Médicos Sem Fronteiras (MSF) começou a combater o surto no dia 22 de dezembro, quando a equipe começou a trabalhar na cidade de Garissa, instalando unidades de saúde para atender pacientes no hospital, onde 23 foram tratadas por infecção da Febre do Vale Rift. Hoje, as equipes de MSF estão trabalhando em Garissa, Ijara e no Rio Tano fornecendo informação, tentando localizar pessoas infectadas e tratando pacientes.

A Febre do Vale Rift é uma doença viral rara, sobre a qual se sabe muito pouco. Transmitida em um primeiro momento para os humanos através do contato com matéria animal infectada, como sangue ou outros fluidos, ou órgãos, também é transmitida de animais domésticos através do mosquito aedes. Acredita-se que o consumo de leite cru, um elemento importante na dieta de muitos pastores nômades, também possa provocar a infecção.

A epidemia foi desencadeada por grandes enchentes na região. Os ovos de mosquito infectados são freqüentemente colocados perto das margens de rios e podem permanecer inativos por muitos anos até serem submergidos. Uma vez cobertos por água, os ovos se transformam em mosquitos infectados que disseminam o vírus.

O último grande surto da doença na mesma região ocorreu em 1997 e também foi registrado após fortes chuvas. Na época, no distrito de Garissa foram infectadas 27.500 pessoas e 170 morreram.

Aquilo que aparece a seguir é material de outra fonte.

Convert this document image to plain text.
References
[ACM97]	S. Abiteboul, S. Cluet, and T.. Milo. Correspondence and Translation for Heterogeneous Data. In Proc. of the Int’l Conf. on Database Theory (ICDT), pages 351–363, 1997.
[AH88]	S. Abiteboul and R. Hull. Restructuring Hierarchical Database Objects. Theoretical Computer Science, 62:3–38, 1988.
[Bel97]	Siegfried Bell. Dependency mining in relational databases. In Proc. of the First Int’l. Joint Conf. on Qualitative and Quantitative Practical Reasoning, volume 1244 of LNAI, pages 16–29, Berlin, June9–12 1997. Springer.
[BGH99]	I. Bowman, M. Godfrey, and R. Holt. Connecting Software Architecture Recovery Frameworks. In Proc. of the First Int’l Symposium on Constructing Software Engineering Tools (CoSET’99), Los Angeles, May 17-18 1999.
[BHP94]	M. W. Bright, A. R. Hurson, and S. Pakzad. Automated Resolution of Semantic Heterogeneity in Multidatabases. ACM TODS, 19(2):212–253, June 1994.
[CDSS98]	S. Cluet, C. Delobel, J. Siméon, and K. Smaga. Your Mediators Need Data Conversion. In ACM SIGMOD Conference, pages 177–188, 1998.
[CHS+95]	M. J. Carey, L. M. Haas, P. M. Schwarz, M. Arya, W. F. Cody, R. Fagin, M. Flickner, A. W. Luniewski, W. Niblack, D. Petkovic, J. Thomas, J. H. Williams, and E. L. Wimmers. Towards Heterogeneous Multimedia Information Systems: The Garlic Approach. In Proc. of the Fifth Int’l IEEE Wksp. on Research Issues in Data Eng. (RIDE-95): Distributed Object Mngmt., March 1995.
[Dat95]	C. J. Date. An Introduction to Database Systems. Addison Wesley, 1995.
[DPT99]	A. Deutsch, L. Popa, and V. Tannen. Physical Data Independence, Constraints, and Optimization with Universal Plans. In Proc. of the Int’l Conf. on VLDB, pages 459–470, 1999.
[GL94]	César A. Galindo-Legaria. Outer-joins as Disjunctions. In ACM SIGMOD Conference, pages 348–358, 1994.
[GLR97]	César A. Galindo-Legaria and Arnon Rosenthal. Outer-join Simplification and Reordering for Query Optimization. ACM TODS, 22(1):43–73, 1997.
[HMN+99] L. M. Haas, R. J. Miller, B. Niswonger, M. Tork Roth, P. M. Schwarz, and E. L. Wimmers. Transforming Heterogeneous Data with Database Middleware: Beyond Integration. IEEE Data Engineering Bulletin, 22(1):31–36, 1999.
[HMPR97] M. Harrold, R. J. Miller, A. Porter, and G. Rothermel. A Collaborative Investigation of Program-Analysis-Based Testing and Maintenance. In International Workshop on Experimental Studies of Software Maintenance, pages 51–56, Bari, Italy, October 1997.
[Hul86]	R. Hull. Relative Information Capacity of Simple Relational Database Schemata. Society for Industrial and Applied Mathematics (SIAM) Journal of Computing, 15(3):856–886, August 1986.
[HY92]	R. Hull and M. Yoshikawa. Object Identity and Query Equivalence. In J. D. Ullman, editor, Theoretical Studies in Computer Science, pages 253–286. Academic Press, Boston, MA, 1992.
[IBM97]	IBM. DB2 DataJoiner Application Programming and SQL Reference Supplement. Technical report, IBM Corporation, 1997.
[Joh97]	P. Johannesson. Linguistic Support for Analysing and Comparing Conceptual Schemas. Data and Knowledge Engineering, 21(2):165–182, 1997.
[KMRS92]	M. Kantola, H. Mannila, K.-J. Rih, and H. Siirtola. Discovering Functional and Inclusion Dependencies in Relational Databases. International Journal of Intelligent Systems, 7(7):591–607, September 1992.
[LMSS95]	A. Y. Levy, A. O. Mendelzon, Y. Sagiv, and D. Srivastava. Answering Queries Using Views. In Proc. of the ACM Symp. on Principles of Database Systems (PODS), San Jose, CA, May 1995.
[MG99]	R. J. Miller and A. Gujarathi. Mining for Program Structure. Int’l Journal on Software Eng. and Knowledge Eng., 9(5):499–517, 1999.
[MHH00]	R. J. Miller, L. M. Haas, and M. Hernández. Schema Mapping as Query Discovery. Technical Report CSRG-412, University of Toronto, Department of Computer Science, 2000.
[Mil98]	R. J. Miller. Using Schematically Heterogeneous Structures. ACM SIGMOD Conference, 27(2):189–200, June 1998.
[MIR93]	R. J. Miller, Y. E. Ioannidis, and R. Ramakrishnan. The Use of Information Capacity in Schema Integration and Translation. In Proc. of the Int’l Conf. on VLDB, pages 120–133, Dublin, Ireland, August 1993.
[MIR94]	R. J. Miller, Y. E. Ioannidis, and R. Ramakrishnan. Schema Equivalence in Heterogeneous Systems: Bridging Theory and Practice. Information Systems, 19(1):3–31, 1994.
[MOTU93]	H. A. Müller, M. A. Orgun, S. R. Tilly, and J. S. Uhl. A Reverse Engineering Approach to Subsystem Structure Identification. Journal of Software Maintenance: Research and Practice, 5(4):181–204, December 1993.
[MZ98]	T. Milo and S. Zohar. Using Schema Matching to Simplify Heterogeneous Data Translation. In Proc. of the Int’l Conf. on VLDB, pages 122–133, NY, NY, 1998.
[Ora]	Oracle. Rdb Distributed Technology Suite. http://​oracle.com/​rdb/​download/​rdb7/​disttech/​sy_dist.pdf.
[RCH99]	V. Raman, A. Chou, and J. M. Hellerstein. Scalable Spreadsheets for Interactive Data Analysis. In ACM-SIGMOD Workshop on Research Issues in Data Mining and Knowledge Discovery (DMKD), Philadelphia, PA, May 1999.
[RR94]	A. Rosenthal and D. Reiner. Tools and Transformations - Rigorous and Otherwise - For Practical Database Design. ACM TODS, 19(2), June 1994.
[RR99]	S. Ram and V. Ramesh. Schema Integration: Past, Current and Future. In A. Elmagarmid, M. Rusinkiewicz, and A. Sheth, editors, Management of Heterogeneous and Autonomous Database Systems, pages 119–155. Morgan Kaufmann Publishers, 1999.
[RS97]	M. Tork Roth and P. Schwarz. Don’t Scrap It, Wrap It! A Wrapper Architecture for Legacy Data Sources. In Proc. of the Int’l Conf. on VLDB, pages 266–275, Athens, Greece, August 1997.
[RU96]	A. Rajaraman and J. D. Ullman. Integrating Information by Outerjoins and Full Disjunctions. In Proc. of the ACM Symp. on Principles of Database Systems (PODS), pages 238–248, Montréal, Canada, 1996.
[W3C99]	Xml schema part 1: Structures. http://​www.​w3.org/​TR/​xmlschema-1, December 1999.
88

Apenas 1% das pessoas que contraem a Febre do Vale Rift desenvolvem um tipo grave da doença. Mas entre os que a têm, cerca de metade morre.

"A grande maioria das pessoas infectadas só tem dor de cabeça e sintomas parecidos com os de gripe que lembram a malária", explicou o coordenador de emergência de MSF, Dr Ian Vanenglegem. "Mas a forma severa, como outras doenças hemorrágicas, ataca o fígado e pode fazer com que o paciente sangre por todos os orifícios. Não há cura, nós só podemos tratar os sintomas".

Um dos maiores desafios desse surto é logístico. "Grande parte da província do Noroeste do Quênia não é acessível por estrada por causa das enchentes, então a única maneira de encontrar pacientes é viajando de helicóptero", contou o Dr Vanenglegem. "Para chegar ao Hospital Masalani em Ijara pode-se levar até três dias pela estrada. Estima-se que até 500 mil pessoas estejam sob risco de infecção e essa população está espalhada por uma vasta área. Nós temos certeza de que o número de casos já descobertos é apenas a ponto do iceberg".

Outra dificuldade é o medo do surto entre a população. Com uma alta taxa de mortalidade entre os que contraem a forma mais grave da doença, muitas pessoas não vêem vantagem em percorrer o freqüentemente longo caminho até os centros de saúde. Para driblar esse problema, as equipes de MSF estão realizando atividades de conscientização para aumentar o conhecimento do que é a Febre do Vale Rift e quais medidas as pessoas podem tomar por conta própria.

"Essa é uma preocupação importante porque é provável que, com as águas das enchentes sendo um ambiente perfeito para a reprodução dos mosquitos, esse surto será seguido de um grande número de infecções por malária. Os sintomas iniciais podem ser parecidos com os da Febre do Vale Rift. Se as pessoas ficarem com medo de ir até os centros de saúde ou não vêem por que fazê-lo, então haverão mais mortes desnecessárias", concluiu Dr Vanenglegem.